Das Recht auf Abwägung zurückerobern
„Hört auf die Wissenschaft“ – dieses Credo ist so verlockend wie undemokratisch, erklärt Kristina Schröder in der Tageszeitung „Die Welt“. Was sich während der Pandemie etabliert hat, drohe nun zur Waffe der Klimabewegung gegen ihre Kritiker zu werden. Die Gesellschaft müsse auf ihr Recht bestehen, abwägen zu dürfen.

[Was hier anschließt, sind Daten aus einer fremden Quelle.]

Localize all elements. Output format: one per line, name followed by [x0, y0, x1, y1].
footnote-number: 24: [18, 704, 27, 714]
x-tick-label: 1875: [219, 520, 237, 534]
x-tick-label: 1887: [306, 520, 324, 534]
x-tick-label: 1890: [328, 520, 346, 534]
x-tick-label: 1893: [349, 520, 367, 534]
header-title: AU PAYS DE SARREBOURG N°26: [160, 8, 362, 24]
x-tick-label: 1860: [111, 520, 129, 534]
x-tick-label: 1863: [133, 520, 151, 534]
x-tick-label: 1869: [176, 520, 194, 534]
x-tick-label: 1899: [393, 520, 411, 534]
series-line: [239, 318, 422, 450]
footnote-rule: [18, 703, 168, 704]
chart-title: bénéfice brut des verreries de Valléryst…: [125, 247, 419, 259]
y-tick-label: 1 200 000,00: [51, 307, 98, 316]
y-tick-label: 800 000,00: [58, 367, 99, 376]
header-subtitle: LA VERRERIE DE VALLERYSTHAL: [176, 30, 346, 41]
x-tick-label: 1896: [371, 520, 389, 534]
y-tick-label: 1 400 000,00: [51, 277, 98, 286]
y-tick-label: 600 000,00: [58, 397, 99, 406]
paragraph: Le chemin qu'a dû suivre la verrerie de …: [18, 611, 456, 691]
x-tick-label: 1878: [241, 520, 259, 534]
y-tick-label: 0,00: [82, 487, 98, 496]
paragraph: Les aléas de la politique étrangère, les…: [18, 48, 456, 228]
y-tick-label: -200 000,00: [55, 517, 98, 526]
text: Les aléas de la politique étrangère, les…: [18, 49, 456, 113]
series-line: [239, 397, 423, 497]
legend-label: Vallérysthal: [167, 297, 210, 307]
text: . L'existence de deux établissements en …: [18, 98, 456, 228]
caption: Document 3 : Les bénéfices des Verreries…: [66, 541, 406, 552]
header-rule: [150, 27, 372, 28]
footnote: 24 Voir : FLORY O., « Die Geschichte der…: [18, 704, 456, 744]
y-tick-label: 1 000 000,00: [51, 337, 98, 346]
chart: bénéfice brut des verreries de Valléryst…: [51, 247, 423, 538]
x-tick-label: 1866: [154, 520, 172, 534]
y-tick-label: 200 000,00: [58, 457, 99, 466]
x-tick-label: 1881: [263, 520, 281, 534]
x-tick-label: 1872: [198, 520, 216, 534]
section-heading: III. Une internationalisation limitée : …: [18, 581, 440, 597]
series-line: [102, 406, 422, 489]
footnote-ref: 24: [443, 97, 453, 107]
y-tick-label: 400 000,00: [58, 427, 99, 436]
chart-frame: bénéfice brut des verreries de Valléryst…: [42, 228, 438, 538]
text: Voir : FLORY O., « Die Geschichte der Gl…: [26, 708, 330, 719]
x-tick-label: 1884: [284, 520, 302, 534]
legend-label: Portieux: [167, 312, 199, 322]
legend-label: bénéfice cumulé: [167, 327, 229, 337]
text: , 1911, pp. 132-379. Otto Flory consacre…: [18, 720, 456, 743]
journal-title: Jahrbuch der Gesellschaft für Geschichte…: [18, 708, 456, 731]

Wissenschaftliche Erkenntnisse zu beachten sei „das Vernünftigste, was wir tun können“, schreibt die R21-Gründerin in ihrer aktuellen Kolumne. Natürlich sollten Regierungen empirische Forschungsergebnisse zur Begründung ihrer Politik heranziehen. „Aber dennoch muss klar sein: Normative Urteile selbst kann uns die Wissenschaft niemals liefern“, so Schröder. Dies sei vielmehr Aufgabe der Politik, die sich dafür vor dem Souverän verantworten müsse.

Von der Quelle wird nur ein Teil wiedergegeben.